1. Consider the background to the clients business and ascertain any problem for that sector of the industry, which may affect his audit work.
2. Consider an outline plan of his audit including the extent to which he may wish to rely upon internal controls and the extent to which work can be allocated to interim or final audit stages.
3. Assess the effect of legislation or accounting practice on the financial statements of the client.
4. Review any management or interim accounts which the client may have preferred as these may indicate areas of concern in his audit.
5. Meet the senior management of the client to identify problem areas e.g. material variances between budgeted and actual results
6. Consider the timing of significant phases in the preparation of the financial statements
e.g. dates of stock taking, balancing of personal ledgers, preparation of trial balance and draft accounts
7. Consider the extent to which the clients employees may be able to analyse and summarize the financial data and the relevance to his audit work carried out by the clients internal auditors.
8. Consider the need for expert advise
9. Determine the number and grade of audit staff to be allocated to each stage of the audit.
10. Consult members of the audit team to discuss any foreseeable problems.

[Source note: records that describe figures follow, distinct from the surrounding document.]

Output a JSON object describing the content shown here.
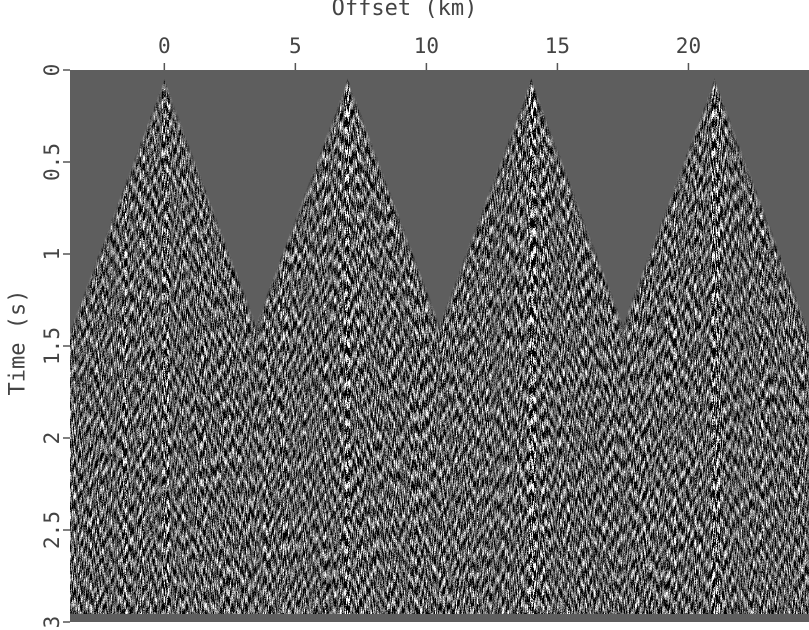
{
  "chart_data": {
    "type": "heatmap",
    "title": "",
    "xlabel": "Offset (km)",
    "ylabel": "Time (s)",
    "x_ticks": [
      "0",
      "5",
      "10",
      "15",
      "20"
    ],
    "x_tick_values": [
      0,
      5,
      10,
      15,
      20
    ],
    "y_ticks": [
      "0",
      "0.5",
      "1",
      "1.5",
      "2",
      "2.5",
      "3"
    ],
    "y_tick_values": [
      0,
      0.5,
      1,
      1.5,
      2,
      2.5,
      3
    ],
    "xlim": [
      -3.6,
      24.6
    ],
    "ylim": [
      0,
      3
    ],
    "y_inverted": true,
    "x_axis_position": "top",
    "colormap": "grayscale",
    "background_color": "#5e5e5e",
    "shot_positions_km": [
      0,
      7,
      14,
      21
    ],
    "apex_time_s": 0.04,
    "wavefront_slope_s_per_km": 0.38,
    "grid": false,
    "legend": "none"
  }
}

Often the partners will consult the manager who then becomes responsible for communication with other personnel used on that particular job.
11. A budget should be prepared allocating the time of each member or grade of the audit team. This budget should be used to control the time spent on that audit and any major variation investigated by the manager.
12. The client should be informed of the expected date of attendance by the auditor‘s staff and his agreement obtained.